BRASILIA (Reuters) - General Motors unveiled plans on Wednesday to spend about $1 billion in Brazil through 2012 to develop a new family of vehicles for South America, a priority market for the U.S. automaker as it looks to rebound from bankruptcy protection.
GM plans to invest the bulk of the money at its Gravatai factory in the southern state of Rio Grande do Sul, which it will expand to increase production capacity, Jaime Ardila, GM’s chief executive for Brazil and the Mercosur region of South America, said in a statement.
The investment, which in Brazilian currency amounts to 2 billion reais ($1.02 billion), is part of a $2.5 billion spending plan that began in 2007 and runs through 2012 in the Mercosur region that includes Brazil, Argentina, Uruguay and Paraguay.

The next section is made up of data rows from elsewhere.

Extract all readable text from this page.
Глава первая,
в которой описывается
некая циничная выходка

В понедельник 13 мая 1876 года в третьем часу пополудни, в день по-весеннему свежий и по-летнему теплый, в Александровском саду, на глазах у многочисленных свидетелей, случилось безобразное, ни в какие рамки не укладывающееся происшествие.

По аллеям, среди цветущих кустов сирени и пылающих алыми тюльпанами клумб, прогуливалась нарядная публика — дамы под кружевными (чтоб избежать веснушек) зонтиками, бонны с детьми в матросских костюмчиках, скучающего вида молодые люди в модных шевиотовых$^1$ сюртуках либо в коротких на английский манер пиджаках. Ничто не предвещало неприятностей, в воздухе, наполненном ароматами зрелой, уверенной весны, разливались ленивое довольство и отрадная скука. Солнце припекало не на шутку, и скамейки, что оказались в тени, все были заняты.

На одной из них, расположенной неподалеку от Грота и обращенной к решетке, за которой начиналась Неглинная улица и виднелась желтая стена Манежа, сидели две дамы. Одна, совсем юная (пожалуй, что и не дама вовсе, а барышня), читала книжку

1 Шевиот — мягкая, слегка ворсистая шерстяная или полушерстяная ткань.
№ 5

The investment would boost GM’s capacity in Brazil to a little over 1 million units a year, Ardila told a news conference in Brasilia. GM’s production capacity in Brazil is currently between 800,000 to 900,000 units annually, he said.
“We believe the Brazilian market will be very strong, will continue to grow at a rate of at least 5 percent a year and we also believe in the prospects for exports of the new models,” Ardila said.
The new models would be aimed at the domestic market, exports to Mercosur countries. GM is also considering exporting to other countries such as South Africa, Ardila said.
At least 50 percent of the investment funds would come from GM in Brazil and the remainder from state banks, Ardila said.
GM has already secured a credit line of 344 million reais from local bank Banrisul, and is in talks with two other Brazilian banks, including state development bank BNDES, the statement said.
GM made the announcement after Ardila met in Brasilia with President Luiz Inacio Lula da Silva, a former metalworker who cut his political teeth in the late 1970s as a union leader representing auto workers in Sao Paulo’s industrial hub.
The plan calls for spending 1.4 billion reais to develop two new compact models under the Chevrolet brand and boost production at GM’s Gravatai plant to 380,000 vehicles a year, three times its current capacity.
“It will become the biggest and most important GM factory in Brazil and in the Mercosur countries,” Ardila added.
The remaining 600 million reais will be spent at GM’s operations elsewhere in Brazil, the company said in a statement without elaborating.
Brazil, Latin America’s largest country, has emerged as a crucial market for GM in recent years thanks to a healthy economy and burgeoning credit market that have allowed millions of Brazilians to buy cars for the first time.
The U.S. automaker had its best year ever in Brazil in 2008 and is making a profit so far in 2009 despite an economic slowdown that has forced manufacturers to cut costs, Ardila said on June 2.
GM emerged from bankruptcy protection in the United States last week as a much leaner automaker after selling key operations to a new company majority-owned by the U.S. government. The restructuring gave the U.S. Treasury a 60 percent stake in the new GM.